Barney turned to Lew. ‘It looks mean. I’m not sure I like it. I don’t suppose you have one of those ... what the hell are they called? Chus? Programmed with my old appearance?’
Lew nodded. ‘I’ll see what I can do.’
Barney smiled, nodding. ‘I’d appreciate it, Lew,’ he said, and turned back to his reflection.
His life soon slipped into a regular routine. In the mornings he endured the attention of the tech team in the labs on the 90th floor. They jacked leads into his NCI and consulted read-outs and com-screens. They had him performing various isome
tric exercises to calibrate NCI-body compatibility. He underwent memory tests and psychological profiling.
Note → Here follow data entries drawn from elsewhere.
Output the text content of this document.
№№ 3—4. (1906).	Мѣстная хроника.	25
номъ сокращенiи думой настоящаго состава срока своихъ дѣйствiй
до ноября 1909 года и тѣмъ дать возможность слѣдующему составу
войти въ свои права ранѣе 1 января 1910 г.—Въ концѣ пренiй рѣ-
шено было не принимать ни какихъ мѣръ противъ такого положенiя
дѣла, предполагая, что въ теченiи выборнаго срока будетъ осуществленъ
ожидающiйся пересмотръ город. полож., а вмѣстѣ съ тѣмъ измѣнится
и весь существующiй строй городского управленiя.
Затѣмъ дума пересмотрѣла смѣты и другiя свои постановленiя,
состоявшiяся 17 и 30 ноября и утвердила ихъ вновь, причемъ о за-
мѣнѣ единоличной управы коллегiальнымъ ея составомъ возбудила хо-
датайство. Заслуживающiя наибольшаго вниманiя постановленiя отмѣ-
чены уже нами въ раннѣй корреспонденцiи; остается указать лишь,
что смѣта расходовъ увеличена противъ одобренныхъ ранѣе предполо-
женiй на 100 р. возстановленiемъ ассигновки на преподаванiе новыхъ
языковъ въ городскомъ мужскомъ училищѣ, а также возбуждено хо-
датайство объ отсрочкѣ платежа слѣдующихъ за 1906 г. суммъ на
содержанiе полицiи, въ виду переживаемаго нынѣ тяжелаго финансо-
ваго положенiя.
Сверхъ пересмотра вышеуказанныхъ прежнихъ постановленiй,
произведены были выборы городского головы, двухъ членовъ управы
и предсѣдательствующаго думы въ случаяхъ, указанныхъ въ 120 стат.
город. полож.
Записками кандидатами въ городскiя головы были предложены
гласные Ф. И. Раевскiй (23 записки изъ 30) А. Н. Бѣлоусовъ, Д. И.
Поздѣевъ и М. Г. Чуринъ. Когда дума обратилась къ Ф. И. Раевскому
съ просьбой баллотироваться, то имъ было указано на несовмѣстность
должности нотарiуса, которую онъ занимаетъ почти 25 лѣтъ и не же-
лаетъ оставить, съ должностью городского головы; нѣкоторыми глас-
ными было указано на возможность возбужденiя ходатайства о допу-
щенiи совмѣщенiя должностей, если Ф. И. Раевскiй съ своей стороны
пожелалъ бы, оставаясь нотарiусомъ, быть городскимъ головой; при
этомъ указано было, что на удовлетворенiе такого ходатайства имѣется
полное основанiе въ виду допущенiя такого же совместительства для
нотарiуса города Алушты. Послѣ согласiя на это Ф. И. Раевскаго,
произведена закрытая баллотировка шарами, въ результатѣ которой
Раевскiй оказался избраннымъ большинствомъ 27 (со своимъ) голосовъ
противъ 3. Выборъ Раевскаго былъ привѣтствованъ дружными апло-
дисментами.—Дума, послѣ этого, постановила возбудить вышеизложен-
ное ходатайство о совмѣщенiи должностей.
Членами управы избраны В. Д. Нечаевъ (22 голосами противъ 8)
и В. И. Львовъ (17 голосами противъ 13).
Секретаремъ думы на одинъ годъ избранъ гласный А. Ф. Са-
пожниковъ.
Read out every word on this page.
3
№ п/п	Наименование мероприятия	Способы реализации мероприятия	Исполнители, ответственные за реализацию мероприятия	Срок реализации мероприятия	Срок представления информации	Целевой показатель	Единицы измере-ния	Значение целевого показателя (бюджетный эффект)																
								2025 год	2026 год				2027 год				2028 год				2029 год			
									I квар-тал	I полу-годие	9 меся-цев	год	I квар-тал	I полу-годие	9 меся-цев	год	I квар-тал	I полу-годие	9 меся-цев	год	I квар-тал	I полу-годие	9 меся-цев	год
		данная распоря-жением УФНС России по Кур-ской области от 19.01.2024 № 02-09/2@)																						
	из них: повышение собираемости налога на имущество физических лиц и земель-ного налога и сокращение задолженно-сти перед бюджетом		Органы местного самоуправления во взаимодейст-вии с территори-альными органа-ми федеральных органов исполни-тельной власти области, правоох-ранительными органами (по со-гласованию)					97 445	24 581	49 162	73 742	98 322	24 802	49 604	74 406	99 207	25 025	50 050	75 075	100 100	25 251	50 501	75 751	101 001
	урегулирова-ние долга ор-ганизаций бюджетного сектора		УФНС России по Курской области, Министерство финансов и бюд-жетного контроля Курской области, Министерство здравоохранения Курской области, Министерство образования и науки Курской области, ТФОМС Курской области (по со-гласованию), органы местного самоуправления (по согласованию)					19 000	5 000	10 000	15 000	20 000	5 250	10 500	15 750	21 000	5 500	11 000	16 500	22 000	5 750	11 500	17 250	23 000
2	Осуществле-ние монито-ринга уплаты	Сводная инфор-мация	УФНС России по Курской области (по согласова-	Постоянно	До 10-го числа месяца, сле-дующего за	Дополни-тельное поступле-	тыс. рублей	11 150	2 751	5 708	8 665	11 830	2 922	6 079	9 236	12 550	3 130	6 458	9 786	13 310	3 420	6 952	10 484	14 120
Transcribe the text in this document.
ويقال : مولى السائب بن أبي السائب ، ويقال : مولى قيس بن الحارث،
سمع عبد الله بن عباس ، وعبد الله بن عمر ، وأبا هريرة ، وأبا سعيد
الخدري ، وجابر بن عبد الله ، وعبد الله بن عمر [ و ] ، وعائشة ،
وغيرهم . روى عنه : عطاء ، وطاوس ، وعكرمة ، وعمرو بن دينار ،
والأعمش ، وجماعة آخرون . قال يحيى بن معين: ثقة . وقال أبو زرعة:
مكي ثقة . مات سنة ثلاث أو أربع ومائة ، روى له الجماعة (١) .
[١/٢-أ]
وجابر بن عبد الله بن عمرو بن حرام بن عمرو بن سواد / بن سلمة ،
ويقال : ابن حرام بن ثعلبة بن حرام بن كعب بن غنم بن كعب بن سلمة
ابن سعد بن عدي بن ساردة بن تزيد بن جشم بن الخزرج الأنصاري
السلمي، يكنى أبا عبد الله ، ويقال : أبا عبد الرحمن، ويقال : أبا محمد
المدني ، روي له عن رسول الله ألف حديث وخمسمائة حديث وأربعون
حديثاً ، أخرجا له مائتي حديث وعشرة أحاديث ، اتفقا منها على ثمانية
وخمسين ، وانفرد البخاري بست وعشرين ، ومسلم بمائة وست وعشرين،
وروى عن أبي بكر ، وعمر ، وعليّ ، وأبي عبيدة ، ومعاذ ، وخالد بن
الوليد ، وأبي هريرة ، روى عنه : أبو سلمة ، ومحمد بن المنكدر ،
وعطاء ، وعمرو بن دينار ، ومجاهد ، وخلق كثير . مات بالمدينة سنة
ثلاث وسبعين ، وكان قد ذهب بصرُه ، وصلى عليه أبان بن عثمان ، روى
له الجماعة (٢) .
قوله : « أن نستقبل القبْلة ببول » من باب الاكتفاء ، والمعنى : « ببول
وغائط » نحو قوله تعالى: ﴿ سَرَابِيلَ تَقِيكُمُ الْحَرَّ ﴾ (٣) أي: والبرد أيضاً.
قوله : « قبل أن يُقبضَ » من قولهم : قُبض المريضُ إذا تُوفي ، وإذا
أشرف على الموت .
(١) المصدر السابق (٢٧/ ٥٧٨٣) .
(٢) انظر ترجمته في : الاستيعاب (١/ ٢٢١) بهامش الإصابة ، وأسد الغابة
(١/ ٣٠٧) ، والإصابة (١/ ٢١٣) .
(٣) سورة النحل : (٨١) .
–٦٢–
He wondered how long they would take to work out that, although on one level their experiment had been a remarkable success, it had failed to reproduce the whole human being. He wondered when they would come to the conclusion that they had created a human-like robot, and what they might do with him then.
In the afternoons, he retreated to his suite and immersed himself via his tank in virtual reality. He always made for the Californian idyll they had created for his original, ignored the villa and the construct of Estelle that presumably still existed there, and made his way up the beach to the rent in the matrix beneath the pine tree.